Lauréat, cinq ans avant Pirotte, du grand prix de poésie de l’Académie française (2007), il a lui aussi reçu le Goncourt de la poésie, qui salue en 2015 l’ensemble de son oeuvre. À épingler également : William Cliff a reçu le grand prix de poésie de la SGDL en 2006, encore pour l’ensemble de son oeuvre. Doté de 7500 €, ce prix a été fondé en 1983 et a récompensé un Belge dès sa deuxième édition : Norge l’a obtenu en 1984.
5 – Guy Goffette
Né en 1952, Guy Goffette est poète mais aussi romancier (prix Rossel pour Une enfance lingère en 2006).
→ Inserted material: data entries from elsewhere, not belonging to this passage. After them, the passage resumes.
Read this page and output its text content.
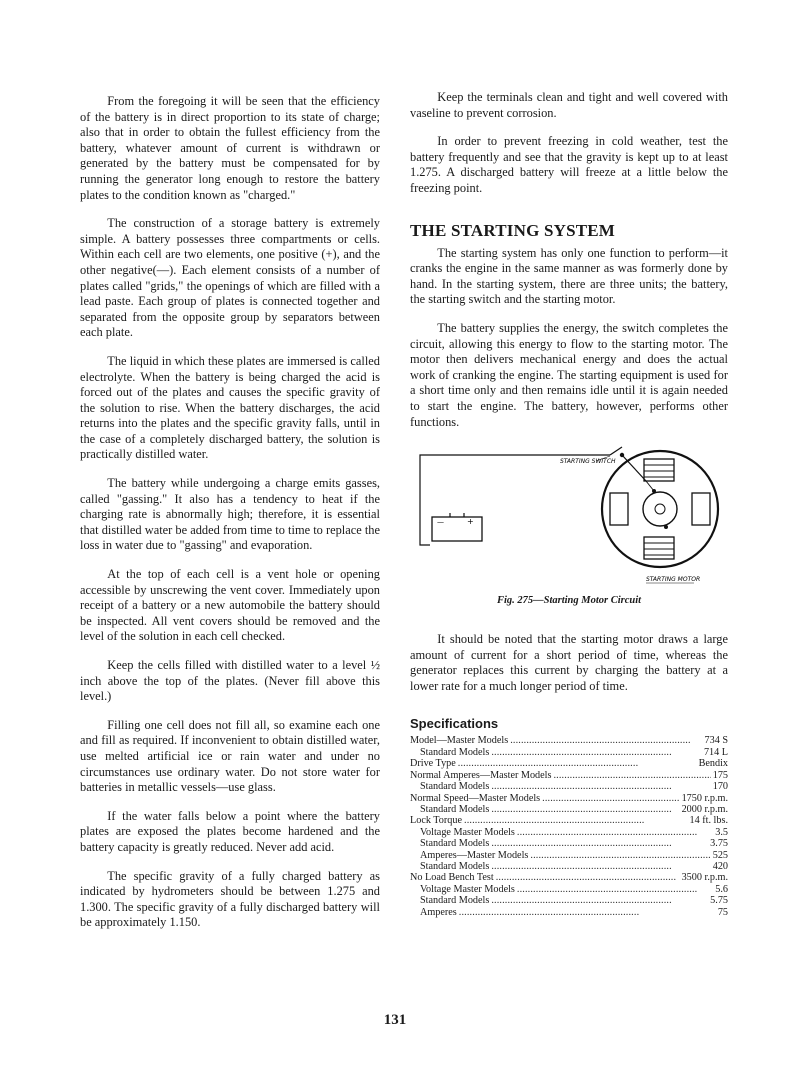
From the foregoing it will be seen that the efficiency of the battery is in direct proportion to its state of charge; also that in order to obtain the fullest efficiency from the battery, whatever amount of current is withdrawn or generated by the battery must be compensated for by running the generator long enough to restore the battery plates to the condition known as "charged."

The construction of a storage battery is extremely simple. A battery possesses three compartments or cells. Within each cell are two elements, one positive (+), and the other negative(—). Each element consists of a number of plates called "grids," the openings of which are filled with a lead paste. Each group of plates is connected together and separated from the opposite group by separators between each plate.

The liquid in which these plates are immersed is called electrolyte. When the battery is being charged the acid is forced out of the plates and causes the specific gravity of the solution to rise. When the battery discharges, the acid returns into the plates and the specific gravity falls, until in the case of a completely discharged battery, the solution is practically distilled water.

The battery while undergoing a charge emits gasses, called "gassing." It also has a tendency to heat if the charging rate is abnormally high; therefore, it is essential that distilled water be added from time to time to replace the loss in water due to "gassing" and evaporation.

At the top of each cell is a vent hole or opening accessible by unscrewing the vent cover. Immediately upon receipt of a battery or a new automobile the battery should be inspected. All vent covers should be removed and the level of the solution in each cell checked.

Keep the cells filled with distilled water to a level ½ inch above the top of the plates. (Never fill above this level.)

Filling one cell does not fill all, so examine each one and fill as required. If inconvenient to obtain distilled water, use melted artificial ice or rain water and under no circumstances use ordinary water. Do not store water for batteries in metallic vessels—use glass.

If the water falls below a point where the battery plates are exposed the plates become hardened and the battery capacity is greatly reduced. Never add acid.

The specific gravity of a fully charged battery as indicated by hydrometers should be between 1.275 and 1.300. The specific gravity of a fully discharged battery will be approximately 1.150.

Keep the terminals clean and tight and well covered with vaseline to prevent corrosion.

In order to prevent freezing in cold weather, test the battery frequently and see that the gravity is kept up to at least 1.275. A discharged battery will freeze at a little below the freezing point.

THE STARTING SYSTEM

The starting system has only one function to perform—it cranks the engine in the same manner as was formerly done by hand. In the starting system, there are three units; the battery, the starting switch and the starting motor.

The battery supplies the energy, the switch completes the circuit, allowing this energy to flow to the starting motor. The motor then delivers mechanical energy and does the actual work of cranking the engine. The starting equipment is used for a short time only and then remains idle until it is again needed to start the engine. The battery, however, performs other functions.

STARTING SWITCH
—	+
STARTING MOTOR
Fig. 275—Starting Motor Circuit

It should be noted that the starting motor draws a large amount of current for a short period of time, whereas the generator replaces this current by charging the battery at a lower rate for a much longer period of time.

Specifications
Model—Master Models . . .	734 S
Standard Models . . .	714 L
Drive Type . . .	Bendix
Normal Amperes—Master Models . . .	175
Standard Models . . .	170
Normal Speed—Master Models . . .	1750 r.p.m.
Standard Models . . .	2000 r.p.m.
Lock Torque . . .	14 ft. lbs.
Voltage Master Models . . .	3.5
Standard Models . . .	3.75
Amperes—Master Models . . .	525
Standard Models . . .	420
No Load Bench Test . . .	3500 r.p.m.
Voltage Master Models . . .	5.6
Standard Models . . .	5.75
Amperes . . .	75
131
Édité principalement chez Gallimard, il est également membre du comité de lecture de la maison d’édition.
L’ensemble de son oeuvre poétique a été couronné par plusieurs prix importants : le grand prix de poésie de la SGDL en 1999, le grand prix de poésie de l’Académie française en 2001 et le prix Goncourt de la poésie en 2010. Il a également reçu le prix Mallarmé en 1989 pour Éloge pour une cuisine de province. Décerné depuis 1937, ce prix récompense un poète d’expression française vivant, pour un livre de poèmes écrit en français. Avant Guy Goffette, Jacques Izoard avait reçu le prix Mallarmé en 1979.
6 – Yves Namur
Né en 1952, médecin de formation, Yves Namur est poète, anthologiste (dont une anthologie de la poésie féminine belge du 20e siècle réalisée avec Liliane Wouters), et fondateur de la maison d’édition poétique Le taillis pré (dont il est toujours l’exigeant éditeur). Jeune poète, il a été le tout premier lauréat du prix Georges Lockem de l’Académie royale de langue et de littérature françaises de Belgique.
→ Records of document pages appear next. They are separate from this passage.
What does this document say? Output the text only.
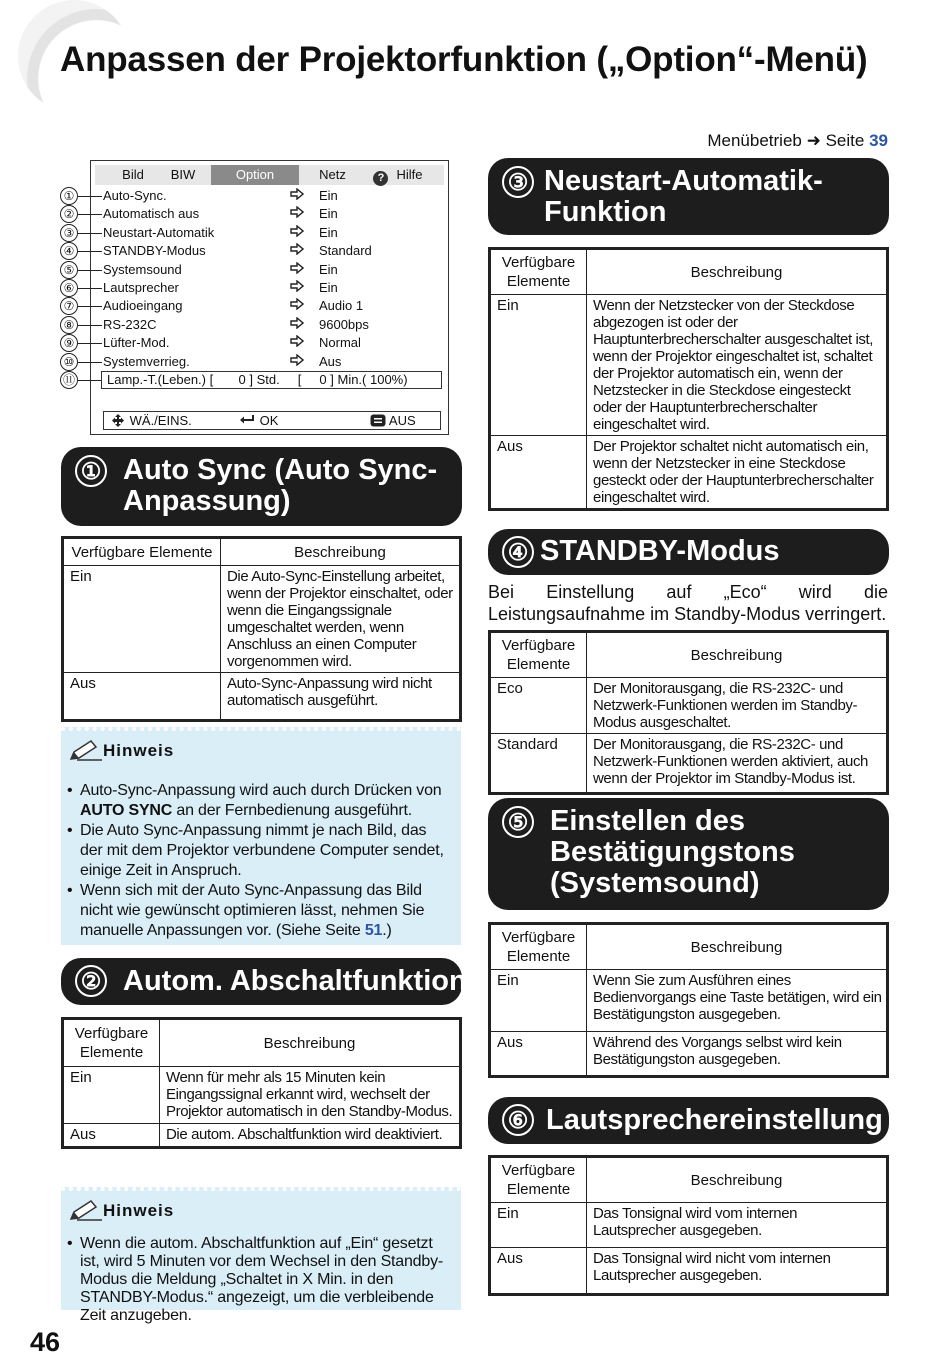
Anpassen der Projektorfunktion („Option“-Menü)
Menübetrieb ➜ Seite 39
Bild	BIW	Option	Netz	? Hilfe
WÄ./EINS.	OK	AUS
① Auto-Sync.	Ein
② Automatisch aus	Ein
③ Neustart-Automatik	Ein
④ STANDBY-Modus	Standard
⑤ Systemsound	Ein
⑥ Lautsprecher	Ein
⑦ Audioeingang	Audio 1
⑧ RS-232C	9600bps
⑨ Lüfter-Mod.	Normal
⑩ Systemverrieg.	Aus
⑪	Lamp.-T.(Leben.) [       0 ] Std.     [     0 ] Min.( 100%)
① Auto Sync (Auto Sync-
Anpassung)
Verfügbare Elemente	Beschreibung
Ein	Die Auto-Sync-Einstellung arbeitet, wenn der Projektor einschaltet, oder wenn die Eingangssignale umgeschaltet werden, wenn Anschluss an einen Computer vorgenommen wird.
Aus	Auto-Sync-Anpassung wird nicht automatisch ausgeführt.
Hinweis
• Auto-Sync-Anpassung wird auch durch Drücken von AUTO SYNC an der Fernbedienung ausgeführt.
• Die Auto Sync-Anpassung nimmt je nach Bild, das der mit dem Projektor verbundene Computer sendet, einige Zeit in Anspruch.
• Wenn sich mit der Auto Sync-Anpassung das Bild nicht wie gewünscht optimieren lässt, nehmen Sie manuelle Anpassungen vor. (Siehe Seite 51.)
② Autom. Abschaltfunktion
Verfügbare Elemente	Beschreibung
Ein	Wenn für mehr als 15 Minuten kein Eingangssignal erkannt wird, wechselt der Projektor automatisch in den Standby-Modus.
Aus	Die autom. Abschaltfunktion wird deaktiviert.
Hinweis
• Wenn die autom. Abschaltfunktion auf „Ein“ gesetzt ist, wird 5 Minuten vor dem Wechsel in den Standby-Modus die Meldung „Schaltet in X Min. in den STANDBY-Modus.“ angezeigt, um die verbleibende Zeit anzugeben.
③ Neustart-Automatik-
Funktion
Verfügbare Elemente	Beschreibung
Ein	Wenn der Netzstecker von der Steckdose abgezogen ist oder der Hauptunterbrecherschalter ausgeschaltet ist, wenn der Projektor eingeschaltet ist, schaltet der Projektor automatisch ein, wenn der Netzstecker in die Steckdose eingesteckt oder der Hauptunterbrecherschalter eingeschaltet wird.
Aus	Der Projektor schaltet nicht automatisch ein, wenn der Netzstecker in eine Steckdose gesteckt oder der Hauptunterbrecherschalter eingeschaltet wird.
④ STANDBY-Modus
Bei Einstellung auf „Eco“ wird die Leistungsaufnahme im Standby-Modus verringert.
Verfügbare Elemente	Beschreibung
Eco	Der Monitorausgang, die RS-232C- und Netzwerk-Funktionen werden im Standby-Modus ausgeschaltet.
Standard	Der Monitorausgang, die RS-232C- und Netzwerk-Funktionen werden aktiviert, auch wenn der Projektor im Standby-Modus ist.
⑤ Einstellen des
Bestätigungstons
(Systemsound)
Verfügbare Elemente	Beschreibung
Ein	Wenn Sie zum Ausführen eines Bedienvorgangs eine Taste betätigen, wird ein Bestätigungston ausgegeben.
Aus	Während des Vorgangs selbst wird kein Bestätigungston ausgegeben.
⑥ Lautsprechereinstellung
Verfügbare Elemente	Beschreibung
Ein	Das Tonsignal wird vom internen Lautsprecher ausgegeben.
Aus	Das Tonsignal wird nicht vom internen Lautsprecher ausgegeben.
46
Treize ans après Guy Goffette, il a lui aussi obtenu le prix Mallarmé, reçu en 2012 pour La tristesse du figuier (Lettres vives). Il figure également au palmarès du prix Louise Labé : il le reçoit en 2000 pour Figures du très obscur (Écrits des forges).
Quelques chiffres…
Si mettre la poésie en chiffres a le moindre sens, le constat qui en résulte a de quoi impressionner. Dans les années 2010, les poètes belges ont été trois fois lauréats du Goncourt de la poésie (Guy Goffette, William Cliff et Jean-Claude Pirotte) trois fois du prix Mallarmé (Yves Namur, Werner Lambersy, Philippe Mathy) et deux fois du prix Apollinaire (Liliane Wouters et Jean-Claude Pirotte) – un prix dont Jacques Vandenschrick est finaliste pour l’édition en cours. Une liste à laquelle on peut ajouter le prix Louise Labé du même Jacques Vandenschrick en 2014 et celui de Christian Hubin en 2018. Sur l’ensemble du 21e siècle, les poètes belges ont par ailleurs obtenu trois fois le grand prix de poésie de l’Académie française (Goffette, Cliff et Pirotte encore) et 3 fois le prix Louis Guillaume, réservé au poème en prose (Philippe Jones, Gaspard Hons et Françoise Lison-Leroy).
La relève semble aussi en bonne voie : Sébastien Fevry est finaliste du prix Apollinaire-Découverte 2019.